Few women were doing comedy when Burnett set her sights on New York. She caught a break when she was spotted by talent bookers from TV’s “The Ed Sullivan Show” and was invited to perform her rendition of “I Made a Fool of Myself over John Foster Dulles.”
Almost immediately, Burnett transformed Dulles, the former secretary of state, “from a Presbyterian bureaucrat into a smoking hot sex symbol,” said Cappy McGarr, the co-creator of the Mark Twain Prize. “She sang that she was ‘simply on fire with desire’ and that was really her big break.”
Soon after, Burnett landed a role in Broadway’s “Once Upon a Mattress,” and began appearing on morning TV’s “The Garry Moore Show.”
She never thought she could host her own show. “I was more of a second banana,” she said. But she loved playing a variety of characters.
CBS signed her to a 10-year contract doing guest shots on sitcoms and performing in one TV special a year, but the deal also allowed her the option of creating her own variety show and guaranteed her airtime. But five years in, CBS executives had forgotten about the idea.
She recalled one executive telling her: “You know, variety is a man’s game.”
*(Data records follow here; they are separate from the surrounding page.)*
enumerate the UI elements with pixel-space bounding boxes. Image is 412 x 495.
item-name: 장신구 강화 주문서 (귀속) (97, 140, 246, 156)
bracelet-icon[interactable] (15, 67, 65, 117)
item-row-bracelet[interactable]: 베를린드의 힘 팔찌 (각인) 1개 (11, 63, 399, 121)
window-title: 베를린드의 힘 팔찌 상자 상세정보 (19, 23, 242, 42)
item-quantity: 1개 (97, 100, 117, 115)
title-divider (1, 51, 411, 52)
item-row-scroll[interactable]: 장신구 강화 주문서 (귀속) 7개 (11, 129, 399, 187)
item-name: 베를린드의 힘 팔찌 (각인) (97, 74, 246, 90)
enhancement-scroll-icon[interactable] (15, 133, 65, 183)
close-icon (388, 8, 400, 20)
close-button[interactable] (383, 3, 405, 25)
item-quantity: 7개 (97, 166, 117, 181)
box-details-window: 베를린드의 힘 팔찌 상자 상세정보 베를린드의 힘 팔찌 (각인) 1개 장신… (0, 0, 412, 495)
“At that time, I understood what he was saying, and I was never one to get angry,” Burnett said. “I said ‘well this is what I know, and this is what I want to do.’”
Burnett said it’s a thrill to receive the award named for humorist and satirist Mark Twain and that she’s in good company with past honorees, who include Fey, Bill Cosby, Steve Martin, Lily Tomlin and Ellen DeGeneres.
Coming on the heels of the government shutdown, Burnett joked that she hopes the Kennedy Center’s doors will open “so we can get in.”
McGarr said it’s nice to bring an “intentionally funny moment” to Washington after weeks of political drama.
“You know, serious times call for seriously funny people,” McGarr said.
Burnett made a special request that rising comedienne Rosemary Watson, who does impressions of Hillary Clinton and others, be part of the show. Burnett found Watson on YouTube after receiving a fan letter and thought she was funny.
“The thing is, you pay it forward,” Burnett said, “because when I got started, somebody gave me a break when I was 21 years old, and I wanted to go to New York.”